- Born: 1939 (age 86–87) Saugeen First Nation, Ontario
- Occupations: poet, journalist, academic, actor
- Years active: 1960s-present
- Notable work: I Am Canadian, Loveshine and Red Wine, We Are Métis
- Children: Jay Bell Redbird

= Duke Redbird =

Canadian poet, journalist, activist, actor

Duke Redbird (born 1939) is an Indigenous Canadian poet, journalist, activist, businessman, actor and administrator, best known as a key figure in the development of First Nations literature in Canada.

An Ojibwe from the Saugeen First Nation in Southwestern Ontario, he became a ward of the Children's Aid Society at nine months of age after his mother died in a house fire. Raised predominantly by white foster families, he began writing as a way to deal with the anti-indigenous racism he faced in schools.

==Early career==
During the mid-1960s, he started his career as a spoken word artist on folk festival, coffeehouse and theatre tours across Canada, he then became editor of a native newspaper named The Thunderbird, and was a determined organizer of protests and spoke on native rights issues.

In this era, he was also the neighbour of Joni Mitchell during her early career on Toronto's Yorkville coffeehouse scene, and had his first acting role in an episode of Adventures in Rainbow Country.

Marty Dunn published a biography of Redbird, Red on White, in 1971.

Redbird's spoken word performances were caught on film in the NFB documentary The Other Side of the Ledger.

==Writing==
His collections of published poetry include I Am Canadian (1978) and Loveshine and Red Wine (1981). He has also done other commissioned work for various public events in Canada, including the official opening of the Canadian Museum of Civilization and Expo 67. A project of musical theatre primarily based on his poetry was performed for Queen Elizabeth II and Prince Philip, Duke of Edinburgh during the Silver Jubilee of Elizabeth II in 1977, and Redbird represented Canada at the Valmiki World Poetry Festival in Delhi, India in 1985.

He collaborated with musician Winston Wuttunee in the 1970s, including a joint appearance at the Mariposa Folk Festival and the album See the Arrow.

From his spoken word work, two CD's Duke Redbird the Poet (1994) and In Other Words (1999) have been released. In 1999, indigenous rapper TKO persuaded Redbird to work together on his next album, asserting that "Duke Redbird is the old master of the spoken word and I'm the new master."

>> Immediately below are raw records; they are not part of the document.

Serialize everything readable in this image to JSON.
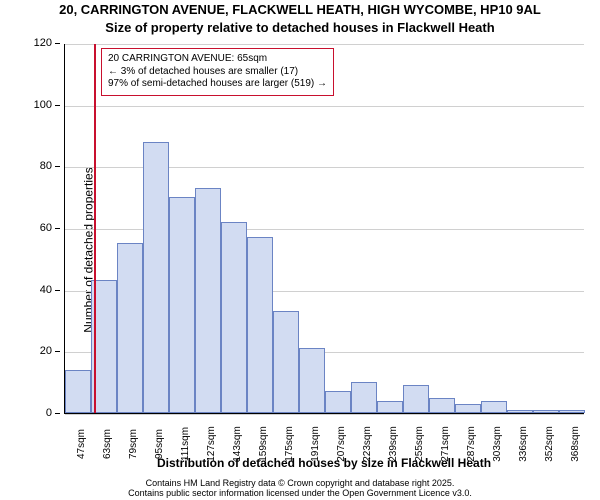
{
  "title_line1": "20, CARRINGTON AVENUE, FLACKWELL HEATH, HIGH WYCOMBE, HP10 9AL",
  "title_line2": "Size of property relative to detached houses in Flackwell Heath",
  "title_fontsize": 13,
  "y_axis_label": "Number of detached properties",
  "x_axis_label": "Distribution of detached houses by size in Flackwell Heath",
  "axis_label_fontsize": 12,
  "footer_line1": "Contains HM Land Registry data © Crown copyright and database right 2025.",
  "footer_line2": "Contains public sector information licensed under the Open Government Licence v3.0.",
  "footer_fontsize": 9,
  "chart": {
    "type": "histogram",
    "background_color": "#ffffff",
    "grid_color": "#d0d0d0",
    "bar_fill": "#d2dcf2",
    "bar_border": "#6b84c4",
    "marker_color": "#c8102e",
    "ylim": [
      0,
      120
    ],
    "yticks": [
      0,
      20,
      40,
      60,
      80,
      100,
      120
    ],
    "x_categories": [
      "47sqm",
      "63sqm",
      "79sqm",
      "95sqm",
      "111sqm",
      "127sqm",
      "143sqm",
      "159sqm",
      "175sqm",
      "191sqm",
      "207sqm",
      "223sqm",
      "239sqm",
      "255sqm",
      "271sqm",
      "287sqm",
      "303sqm",
      "336sqm",
      "352sqm",
      "368sqm"
    ],
    "values": [
      14,
      43,
      55,
      88,
      70,
      73,
      62,
      57,
      33,
      21,
      7,
      10,
      4,
      9,
      5,
      3,
      4,
      1,
      1,
      1
    ],
    "marker_x_index": 1.1,
    "y_tick_fontsize": 11,
    "x_tick_fontsize": 10,
    "bar_gap": 0
  },
  "annotation": {
    "border_color": "#c8102e",
    "bg_color": "#ffffff",
    "line1": "20 CARRINGTON AVENUE: 65sqm",
    "line2": "← 3% of detached houses are smaller (17)",
    "line3": "97% of semi-detached houses are larger (519) →",
    "fontsize": 10
  }
}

"Silver River", a song Redbird recorded in 1975 in collaboration with musician Shingoose, appears on the 2014 compilation album Native North America, Vol. 1. The song originally appeared on Shingoose's four-song EP Native Country.

With Bonnie Devine and Robert Houle, he also cowrote The Drawings and Paintings of Daphne Odjig: A Retrospective Exhibition, the guidebook to the National Gallery of Art's 2009 retrospective exhibition of artist Daphne Odjig.

==Activism==
During the 1970s, Redbird was vice-president of the Native Council of Canada. After earning a master's degree in political science from York University, his academic thesis We Are Metis was published in 1980. He subsequently served as president of the Ontario Métis and Non-Status Indian Association.

==Media work==
He began working in television and film during the 1990s. He wrote the teleplay Four Directions: A Canoe for the Making for CBC Television, was an associate producer on the feature film Dance Me Outside, and produced a multimedia documentary on indigenous art for the National Film Board. He has also worked in television as a news producer and First Nations issues reporter for Citytv.

He took on multiple acting roles in this era, appearing in episodes of Wonderfalls and Relic Hunter, and in the films Elimination Dance, The Shaman's Source and Casino Jack.

==Business==
In the 1990s he was co-owner of a downtown Toronto pub, the Coloured Stone, and played a pivotal role in reuniting Mitchell with Kilauren Gibb, the daughter she had given up for adoption in the 1960s. He also launched Native Blend Coffee, a line of fair trade coffee, in 1999. In 2000, he opened a restaurant, Eureka Continuum, to specialize in indigenous cuisine.

In this era, he described to the Toronto Star the ways in which his philosophy of activism had shifted: "I'm still a kind of activist, but it's on a different level. Now, I'm an elder, a wisdom-keeper, a sharer. I try to help people from community - aboriginal, indigenous people who may be Metis, First Nations or Inuit - who are assembling strategies to accomplish their goals. Wisdom is choosing the right goal. It's my job to ask: Is it wise?"

==Academic work==
After leaving Citytv in 2009, Redbird joined OCAD University as a mentor and advisor in the institution's indigenous visual culture program until 2012. He was awarded an honorary doctorate from the institution in 2013.

In 2019, he collaborated with Myseum of Toronto on an indigenous history project at Ontario Place.